May 14, 2010

Amazon, wtf were you thinking?

Blog, seeing as I have had a continuingly nightmarish week, I am happy to hand over the reigns today and let you have a turn at running the show. So feel free to vent about whatever is on your mind.

Thanks, Diana--I appreciate your handing over the blog to my non-corporeal control. Because I do want to vent about something, and that’s the fact that we now have pretty reliable proof that you were right all along about the peeps at Amazon being crazy. Referencing what they did about ebooks. I may be merely an extension of your psyche and therefore imaginary (with a masculine vibe, of course), but I agree with you it was nuts.

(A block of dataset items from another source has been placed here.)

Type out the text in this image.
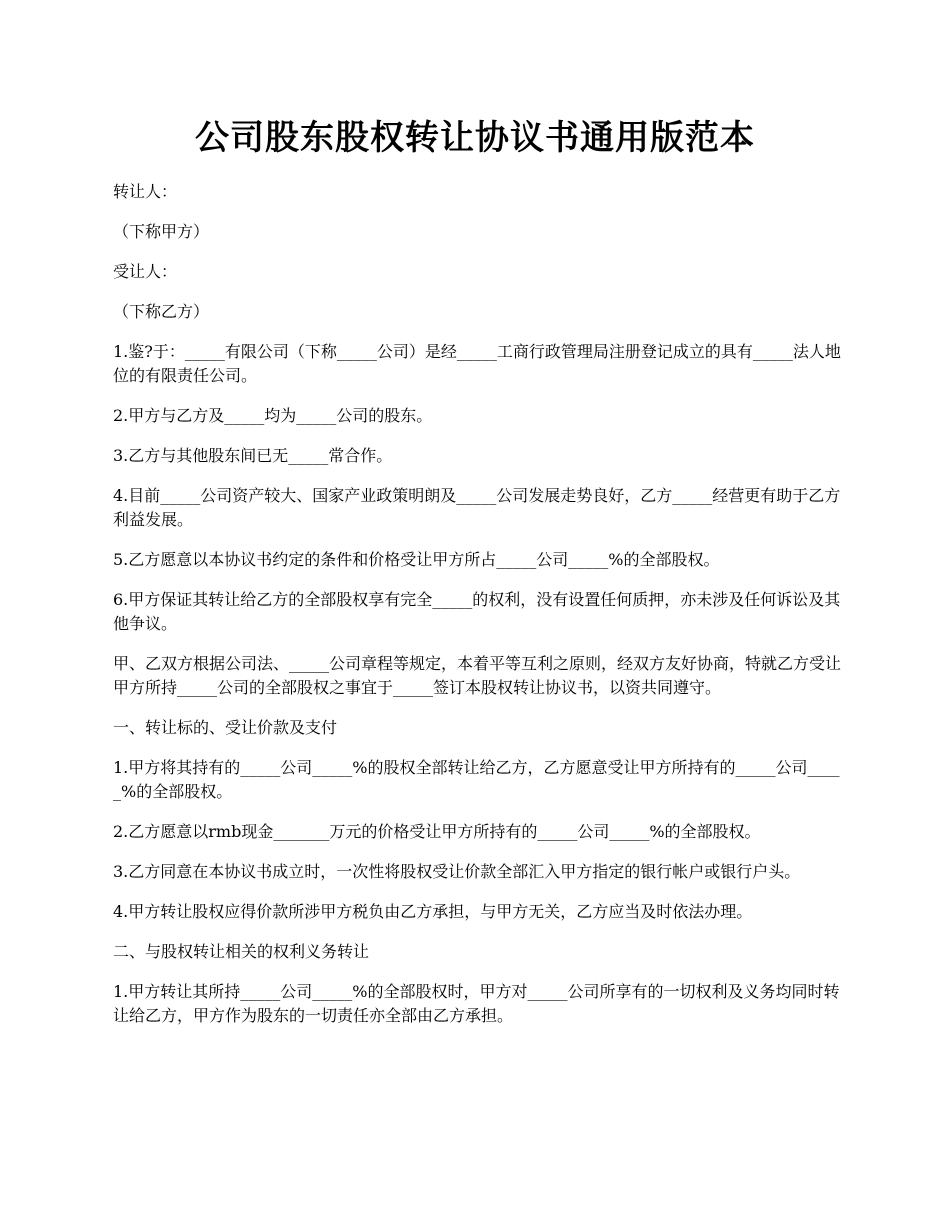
公司股东股权转让协议书通用版范本

转让人：

（下称甲方）

受让人：

（下称乙方）

1.鉴?于：_____有限公司（下称_____公司）是经_____工商行政管理局注册登记成立的具有_____法人地位的有限责任公司。

2.甲方与乙方及_____均为_____公司的股东。

3.乙方与其他股东间已无_____常合作。

4.目前_____公司资产较大、国家产业政策明朗及_____公司发展走势良好，乙方_____经营更有助于乙方利益发展。

5.乙方愿意以本协议书约定的条件和价格受让甲方所占_____公司_____%的全部股权。

6.甲方保证其转让给乙方的全部股权享有完全_____的权利，没有设置任何质押，亦未涉及任何诉讼及其他争议。

甲、乙双方根据公司法、_____公司章程等规定，本着平等互利之原则，经双方友好协商，特就乙方受让甲方所持_____公司的全部股权之事宜于_____签订本股权转让协议书，以资共同遵守。

一、转让标的、受让价款及支付

1.甲方将其持有的_____公司_____%的股权全部转让给乙方，乙方愿意受让甲方所持有的_____公司_____%的全部股权。

2.乙方愿意以rmb现金_______万元的价格受让甲方所持有的_____公司_____%的全部股权。

3.乙方同意在本协议书成立时，一次性将股权受让价款全部汇入甲方指定的银行帐户或银行户头。

4.甲方转让股权应得价款所涉甲方税负由乙方承担，与甲方无关，乙方应当及时依法办理。

二、与股权转让相关的权利义务转让

1.甲方转让其所持_____公司_____%的全部股权时，甲方对_____公司所享有的一切权利及义务均同时转让给乙方，甲方作为股东的一切责任亦全部由乙方承担。
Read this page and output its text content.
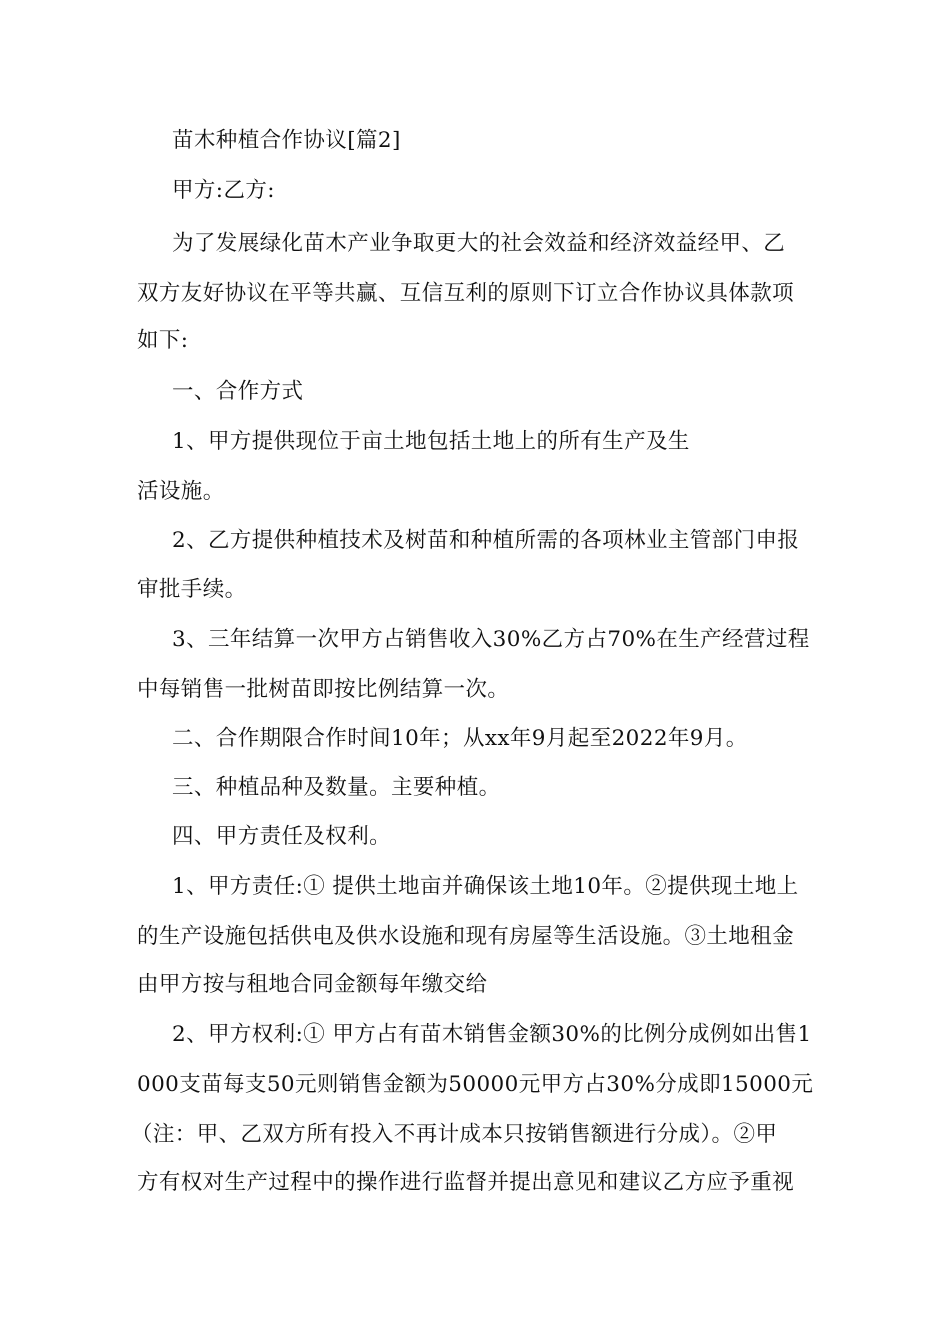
苗木种植合作协议[篇2]
甲方:乙方:
为了发展绿化苗木产业争取更大的社会效益和经济效益经甲、乙
双方友好协议在平等共赢、互信互利的原则下订立合作协议具体款项
如下:
一、合作方式
1、甲方提供现位于亩土地包括土地上的所有生产及生
活设施。
2、乙方提供种植技术及树苗和种植所需的各项林业主管部门申报
审批手续。
3、三年结算一次甲方占销售收入30%乙方占70%在生产经营过程
中每销售一批树苗即按比例结算一次。
二、合作期限合作时间10年；从xx年9月起至2022年9月。
三、种植品种及数量。主要种植。
四、甲方责任及权利。
1、甲方责任:① 提供土地亩并确保该土地10年。②提供现土地上
的生产设施包括供电及供水设施和现有房屋等生活设施。③土地租金
由甲方按与租地合同金额每年缴交给
2、甲方权利:① 甲方占有苗木销售金额30%的比例分成例如出售1
000支苗每支50元则销售金额为50000元甲方占30%分成即15000元
（注：甲、乙双方所有投入不再计成本只按销售额进行分成）。②甲
方有权对生产过程中的操作进行监督并提出意见和建议乙方应予重视
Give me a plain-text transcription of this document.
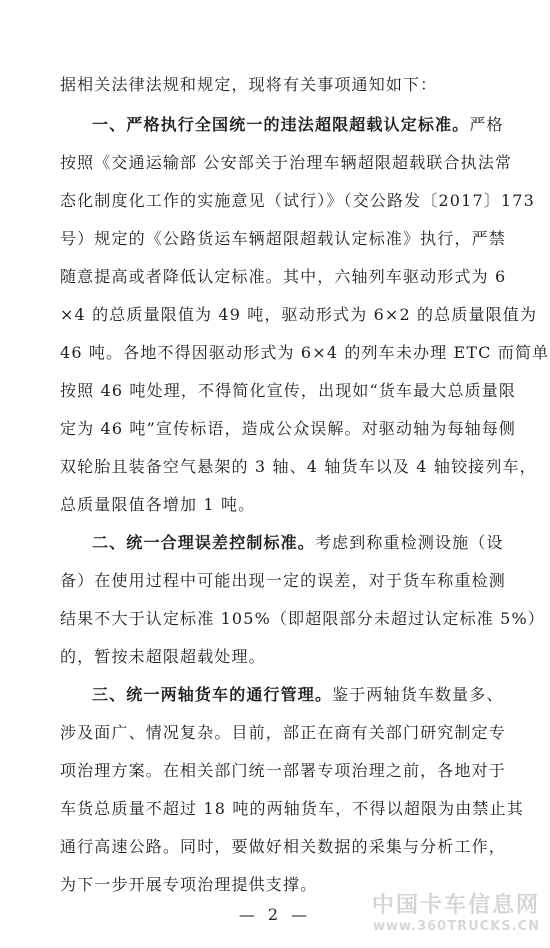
据相关法律法规和规定，现将有关事项通知如下：
一、严格执行全国统一的违法超限超载认定标准。严格
按照《交通运输部 公安部关于治理车辆超限超载联合执法常
态化制度化工作的实施意见（试行）》（交公路发〔2017〕173
号）规定的《公路货运车辆超限超载认定标准》执行，严禁
随意提高或者降低认定标准。其中，六轴列车驱动形式为 6
×4 的总质量限值为 49 吨，驱动形式为 6×2 的总质量限值为
46 吨。各地不得因驱动形式为 6×4 的列车未办理 ETC 而简单
按照 46 吨处理，不得简化宣传，出现如“货车最大总质量限
定为 46 吨”宣传标语，造成公众误解。对驱动轴为每轴每侧
双轮胎且装备空气悬架的 3 轴、4 轴货车以及 4 轴铰接列车，
总质量限值各增加 1 吨。
二、统一合理误差控制标准。考虑到称重检测设施（设
备）在使用过程中可能出现一定的误差，对于货车称重检测
结果不大于认定标准 105%（即超限部分未超过认定标准 5%）
的，暂按未超限超载处理。
三、统一两轴货车的通行管理。鉴于两轴货车数量多、
涉及面广、情况复杂。目前，部正在商有关部门研究制定专
项治理方案。在相关部门统一部署专项治理之前，各地对于
车货总质量不超过 18 吨的两轴货车，不得以超限为由禁止其
通行高速公路。同时，要做好相关数据的采集与分析工作，
为下一步开展专项治理提供支撑。
— 2 —	中国卡车信息网
www.360TRUCKS.CN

Here’s the deal, readers. Most of you probably remember the launch of the Kindle, Amazon’s proprietary ereader. You may even have been in on the commentary about how unattractive the device was (“bad 80s design” was more or less the consensus). I don’t so much care about that, not being exactly a looker myself. (Like most non-corporeal being, I don’t look like anything.)

What I don’t like is the stuff about which you may not be aware. Which is that Amazon was determined to take over the whole world of ebooks. First--and it was like a year and a half before the Kindle was released--they stopped selling the hundreds of thousands of pdf and lit format ebooks they had offered readers for years. Just took them all off the site. Then they made the Kindle so it would only read one format of ebook: the Kindle format. Authors had to get their books in Kindle format if they wanted them offered to readers. And if readers wanted to read them, they had to shell out $400 for a Kindle device.

At the time this struck us (well, it struck Diana, seeing as I was not yet even an imaginary entity at that time) as just un-American. Sure, in the course of free enterprise, companies strive for market share. But when they strive for monopolies, that crosses a line. Without competition, there’s no innovation. And also, no disincentive to high prices like that $400 tag on the Kindle.

Meanwhile, it really sucked in another way. Diana’s ebooks, particularly her first collection of erotic romance stories, Soulful Sex, were really selling well. That book was far and away her bestseller, and in fact was in the top ten ebook romances for over 18 months. Then one day: gone. Just so Amazon could try take over the market.

And the thing was, Amazon was making money from all those hundreds of thousands of ebooks. They took a huge loss when they abolished them all. Not only un-American, but pretty dumb business-wise.

So, Diana’s books are out for Kindle now as well, and they have been selling okay but certainly not like back in the good old days. Anyone can read a pdf or lit ebook via free software, on their computer or smart phone or certain ereaders. Only people willing to shell out the big bucks for a Kindle can read a Kindle book.

A couple years later, being last fall, Barnes & Noble launched their own ebook program. But B&N’s approach has been carried out in pretty much just the fashion Diana and I would have done it. They have a nice looking device called the Nook, priced at $259 (which, by the way, is the current price of the Kindle--wow, competition works like I said!).  But meanwhile, the software to read Nook books is free and works on other devices like PCs, Macs and smartphones. Do you know what this means? Anyone can buy and read Nook books!

And I’m here today to tell you a very interesting fact: A few months after the launch of Diana’s Nook books, they are already selling at the same rate as they did in their heyday on pre-Kindle Amazon. Imagine that. All those sales could have stayed with Amazon over the years, but they’ve lost them to Barnes & Noble.

And even more interesting: Diana’s print book sales have also shifted over in B&N’s favor! That’s really amazing.

Personally, I feel quite vindicated, and I’m guessing Diana does too. A little greed is a good thing, as it motivates good results like quality products, dedicated customer service, reasonable pricing, etc. But too much greed backfires in the end and really gets you bad press.

Like this press.

Sure, we still shop at Amazon. It so often has the best prices around, and no use biting off one’s nose to spite one’s face. Still, product and prices being equal, we are going to shop elsewhere.

And on a more positive note, major kudos (SALUTE! “Major Kudos!”) to Barnes & Noble for doing ebooks right. And if you want to try out a good Nook book and you enjoy spicy romance, right now you can get Diana’s bestseller Soulful Sex for only $1.68 here. Sweet.

This is Blog, signing off from the soapbox! Diana will be back for ya, next entry.

1 comment:

  1. I had no idea! That is a total WTF on Amazon's part.